PD-L1 amplification, protein levels, TMB, and STK11 mutations have all been implicated as biomarkers predictive of response to checkpoint inhibitors. While high PD-L1 amplification, protein levels, and TMB are generally associated with responses to checkpoint inhibitors, STK11 mutations are associated with decreased efficacy, at least in NSCLC [15,16,17]. Of these, PD-L1 amplification has been reported in only 2–4% of lung cancer based on The Cancer Genome Atlas (www.cbioportal.org) and is usually concordant with PD-L1 protein expression, although this is not the case for our patient [18, 19]. Within the SCLC literature, the incidence of PD-L1 alteration is highly controversial. Mutation was only identified in 1.6% of SCLC in the COSMIC dataset, 0/11 large cell carcinomas, and 0/54 carcinoid-endocrine tumors of the lung. Others reported PD-L1protein detection in ~70–80% of the cases (cancer.sanger.ac.uk) [20,21,22,23]. One reason for this apparent discrepancy may be attributed to the often lack of large and high quality biopsy specimen for this disease.
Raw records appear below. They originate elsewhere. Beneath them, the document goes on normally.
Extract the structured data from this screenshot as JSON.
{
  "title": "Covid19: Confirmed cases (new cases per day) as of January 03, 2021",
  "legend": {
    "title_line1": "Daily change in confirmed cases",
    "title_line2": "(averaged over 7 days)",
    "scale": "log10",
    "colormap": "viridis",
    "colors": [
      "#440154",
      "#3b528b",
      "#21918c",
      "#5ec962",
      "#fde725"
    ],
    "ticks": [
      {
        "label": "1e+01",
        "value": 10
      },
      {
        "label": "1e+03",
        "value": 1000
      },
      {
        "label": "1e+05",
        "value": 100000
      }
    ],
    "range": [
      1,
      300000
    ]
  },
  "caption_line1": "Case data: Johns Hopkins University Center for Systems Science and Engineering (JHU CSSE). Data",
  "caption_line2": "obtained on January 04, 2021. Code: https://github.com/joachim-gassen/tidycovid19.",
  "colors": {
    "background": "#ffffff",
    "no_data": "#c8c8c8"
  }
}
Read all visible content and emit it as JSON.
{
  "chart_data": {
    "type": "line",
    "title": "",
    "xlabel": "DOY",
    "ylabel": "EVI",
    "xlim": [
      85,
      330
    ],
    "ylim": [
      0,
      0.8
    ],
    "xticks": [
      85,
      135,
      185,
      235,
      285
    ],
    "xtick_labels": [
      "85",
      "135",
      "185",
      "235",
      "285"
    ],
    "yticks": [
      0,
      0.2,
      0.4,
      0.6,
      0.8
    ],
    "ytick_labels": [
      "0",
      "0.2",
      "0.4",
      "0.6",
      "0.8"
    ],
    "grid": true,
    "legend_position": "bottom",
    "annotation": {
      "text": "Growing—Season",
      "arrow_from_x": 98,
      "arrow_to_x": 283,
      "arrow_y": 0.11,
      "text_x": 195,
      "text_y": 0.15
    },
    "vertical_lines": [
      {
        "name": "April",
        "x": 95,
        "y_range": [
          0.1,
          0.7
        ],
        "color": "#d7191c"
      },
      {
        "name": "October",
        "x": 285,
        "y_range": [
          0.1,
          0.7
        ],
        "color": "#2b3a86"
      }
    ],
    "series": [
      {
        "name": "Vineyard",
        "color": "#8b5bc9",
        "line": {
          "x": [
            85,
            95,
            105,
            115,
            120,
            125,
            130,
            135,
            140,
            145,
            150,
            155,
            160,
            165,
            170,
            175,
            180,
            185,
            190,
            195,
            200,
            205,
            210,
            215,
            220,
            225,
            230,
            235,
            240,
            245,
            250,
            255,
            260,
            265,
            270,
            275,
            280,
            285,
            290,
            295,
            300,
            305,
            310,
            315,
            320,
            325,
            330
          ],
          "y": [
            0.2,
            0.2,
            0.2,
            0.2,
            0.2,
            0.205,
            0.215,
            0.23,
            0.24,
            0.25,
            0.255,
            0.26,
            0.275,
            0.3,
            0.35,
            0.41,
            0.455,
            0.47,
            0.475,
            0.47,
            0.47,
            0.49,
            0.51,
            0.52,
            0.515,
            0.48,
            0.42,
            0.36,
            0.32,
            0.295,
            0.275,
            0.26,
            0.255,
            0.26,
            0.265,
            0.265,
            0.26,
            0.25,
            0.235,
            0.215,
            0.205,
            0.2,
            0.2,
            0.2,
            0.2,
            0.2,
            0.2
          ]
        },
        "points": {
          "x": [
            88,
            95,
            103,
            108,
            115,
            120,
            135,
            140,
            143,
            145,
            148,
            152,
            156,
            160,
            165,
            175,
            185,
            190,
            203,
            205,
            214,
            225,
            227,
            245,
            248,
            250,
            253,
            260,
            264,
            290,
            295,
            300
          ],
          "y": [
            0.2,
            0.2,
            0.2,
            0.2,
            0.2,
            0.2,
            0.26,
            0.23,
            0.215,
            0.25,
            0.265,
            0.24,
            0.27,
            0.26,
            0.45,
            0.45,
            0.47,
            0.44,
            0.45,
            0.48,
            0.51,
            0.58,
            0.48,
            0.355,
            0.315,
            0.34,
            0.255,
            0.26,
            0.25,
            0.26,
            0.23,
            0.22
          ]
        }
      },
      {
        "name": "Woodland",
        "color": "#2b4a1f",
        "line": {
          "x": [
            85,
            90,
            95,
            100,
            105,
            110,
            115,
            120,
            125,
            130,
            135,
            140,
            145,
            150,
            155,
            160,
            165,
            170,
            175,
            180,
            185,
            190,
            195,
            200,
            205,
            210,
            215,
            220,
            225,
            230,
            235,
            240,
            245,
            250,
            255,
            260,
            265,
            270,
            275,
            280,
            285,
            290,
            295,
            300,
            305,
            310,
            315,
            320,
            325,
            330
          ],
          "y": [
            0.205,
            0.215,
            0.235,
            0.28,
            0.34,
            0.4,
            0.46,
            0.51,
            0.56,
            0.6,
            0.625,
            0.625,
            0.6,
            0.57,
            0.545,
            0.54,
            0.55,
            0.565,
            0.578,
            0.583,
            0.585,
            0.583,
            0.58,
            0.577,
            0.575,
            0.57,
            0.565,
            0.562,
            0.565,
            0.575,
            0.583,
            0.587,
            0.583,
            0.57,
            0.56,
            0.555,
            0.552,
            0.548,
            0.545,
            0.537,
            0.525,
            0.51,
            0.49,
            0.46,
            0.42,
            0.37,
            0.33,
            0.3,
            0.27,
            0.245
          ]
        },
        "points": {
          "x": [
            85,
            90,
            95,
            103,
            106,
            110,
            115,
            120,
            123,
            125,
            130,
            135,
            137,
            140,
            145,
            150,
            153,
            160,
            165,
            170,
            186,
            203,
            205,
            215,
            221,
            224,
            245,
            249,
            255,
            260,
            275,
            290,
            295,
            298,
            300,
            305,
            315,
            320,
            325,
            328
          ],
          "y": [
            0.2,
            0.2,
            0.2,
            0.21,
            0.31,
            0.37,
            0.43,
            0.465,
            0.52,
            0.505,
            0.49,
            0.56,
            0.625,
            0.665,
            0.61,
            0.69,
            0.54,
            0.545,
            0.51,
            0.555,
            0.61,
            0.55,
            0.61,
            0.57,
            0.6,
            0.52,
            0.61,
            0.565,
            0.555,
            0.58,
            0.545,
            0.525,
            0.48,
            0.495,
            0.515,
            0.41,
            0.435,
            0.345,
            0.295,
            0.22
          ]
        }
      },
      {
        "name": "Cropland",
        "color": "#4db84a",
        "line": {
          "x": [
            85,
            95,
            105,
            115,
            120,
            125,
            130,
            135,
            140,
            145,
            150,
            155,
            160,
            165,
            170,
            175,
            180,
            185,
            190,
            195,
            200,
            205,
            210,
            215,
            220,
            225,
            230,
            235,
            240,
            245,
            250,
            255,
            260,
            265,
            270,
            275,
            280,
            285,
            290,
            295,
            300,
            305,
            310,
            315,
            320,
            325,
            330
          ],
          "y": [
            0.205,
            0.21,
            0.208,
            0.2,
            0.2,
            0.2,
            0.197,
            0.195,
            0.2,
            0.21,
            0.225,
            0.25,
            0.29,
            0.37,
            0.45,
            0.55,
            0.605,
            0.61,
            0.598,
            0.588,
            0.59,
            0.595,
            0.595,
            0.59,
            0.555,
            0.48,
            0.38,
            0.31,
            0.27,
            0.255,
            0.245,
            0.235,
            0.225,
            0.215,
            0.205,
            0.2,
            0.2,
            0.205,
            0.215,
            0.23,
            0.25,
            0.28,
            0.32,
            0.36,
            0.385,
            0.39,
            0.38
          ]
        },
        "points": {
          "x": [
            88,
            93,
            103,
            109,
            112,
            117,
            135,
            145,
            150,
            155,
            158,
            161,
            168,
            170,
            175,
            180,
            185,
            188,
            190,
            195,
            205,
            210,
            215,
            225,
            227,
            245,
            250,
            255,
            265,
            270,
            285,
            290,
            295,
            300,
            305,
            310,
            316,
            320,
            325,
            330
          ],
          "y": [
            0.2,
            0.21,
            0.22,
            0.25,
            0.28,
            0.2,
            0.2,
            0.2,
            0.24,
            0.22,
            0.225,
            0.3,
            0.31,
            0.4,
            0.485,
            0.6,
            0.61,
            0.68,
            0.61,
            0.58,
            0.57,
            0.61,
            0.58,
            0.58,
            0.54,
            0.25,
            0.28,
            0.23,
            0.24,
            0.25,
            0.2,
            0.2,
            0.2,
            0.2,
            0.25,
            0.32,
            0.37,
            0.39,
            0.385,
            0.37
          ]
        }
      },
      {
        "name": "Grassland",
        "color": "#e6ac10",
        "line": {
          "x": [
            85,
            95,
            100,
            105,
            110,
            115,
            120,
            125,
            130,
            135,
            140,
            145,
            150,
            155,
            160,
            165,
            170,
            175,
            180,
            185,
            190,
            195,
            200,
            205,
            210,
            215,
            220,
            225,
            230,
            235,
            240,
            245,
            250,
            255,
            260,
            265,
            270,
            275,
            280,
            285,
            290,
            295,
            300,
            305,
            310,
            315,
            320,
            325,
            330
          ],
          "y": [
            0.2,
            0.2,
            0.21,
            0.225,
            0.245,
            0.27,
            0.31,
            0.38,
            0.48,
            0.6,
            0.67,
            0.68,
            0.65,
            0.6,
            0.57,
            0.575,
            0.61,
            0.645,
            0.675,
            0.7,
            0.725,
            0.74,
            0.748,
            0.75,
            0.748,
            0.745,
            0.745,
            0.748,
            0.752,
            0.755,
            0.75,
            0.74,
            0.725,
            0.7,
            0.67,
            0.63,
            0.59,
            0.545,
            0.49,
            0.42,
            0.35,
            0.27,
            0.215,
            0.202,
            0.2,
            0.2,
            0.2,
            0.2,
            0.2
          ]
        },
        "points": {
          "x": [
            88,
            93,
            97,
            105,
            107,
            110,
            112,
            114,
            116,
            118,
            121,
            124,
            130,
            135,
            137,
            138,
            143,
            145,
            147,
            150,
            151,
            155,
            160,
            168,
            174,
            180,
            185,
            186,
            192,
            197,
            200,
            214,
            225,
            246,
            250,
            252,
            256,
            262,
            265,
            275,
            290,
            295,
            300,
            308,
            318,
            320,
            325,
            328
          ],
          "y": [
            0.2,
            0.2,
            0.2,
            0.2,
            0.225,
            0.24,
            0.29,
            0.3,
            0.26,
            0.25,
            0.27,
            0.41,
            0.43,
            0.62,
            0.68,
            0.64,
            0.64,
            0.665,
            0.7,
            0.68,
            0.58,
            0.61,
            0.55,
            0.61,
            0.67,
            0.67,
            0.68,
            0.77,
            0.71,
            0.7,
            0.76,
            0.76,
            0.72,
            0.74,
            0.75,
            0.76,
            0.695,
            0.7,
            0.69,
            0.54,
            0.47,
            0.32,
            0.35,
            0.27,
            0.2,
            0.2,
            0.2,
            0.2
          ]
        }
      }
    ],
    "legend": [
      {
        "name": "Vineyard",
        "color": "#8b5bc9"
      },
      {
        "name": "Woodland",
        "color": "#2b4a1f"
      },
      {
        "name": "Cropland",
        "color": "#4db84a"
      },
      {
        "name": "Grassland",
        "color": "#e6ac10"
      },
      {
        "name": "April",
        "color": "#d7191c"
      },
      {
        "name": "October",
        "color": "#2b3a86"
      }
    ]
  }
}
Here we present an index case where the a patient with LCNEC demonstrated a robust response to checkpoint inhibitors after failing several prior lines of therapy, suggesting that immunotherapy is effective in this class of disease. Interestingly, this patient had a robust response to checkpoint inhibitors despite the tumor harboring homozygous loss of function mutations in STK11 and being PD-L1 protein expression negative by immunohistochemistry. This example underscores the lack of concordance amongst current biomarkers for predicting responses to checkpoint inhibitor therapies and the need to identify more robust biomarkers. It also suggests that LCNEC may have inherently different biology compared to SCLC and adenocarcinomas of the lung. Future studies should incorporate composite biomarkers to increase the predictive power.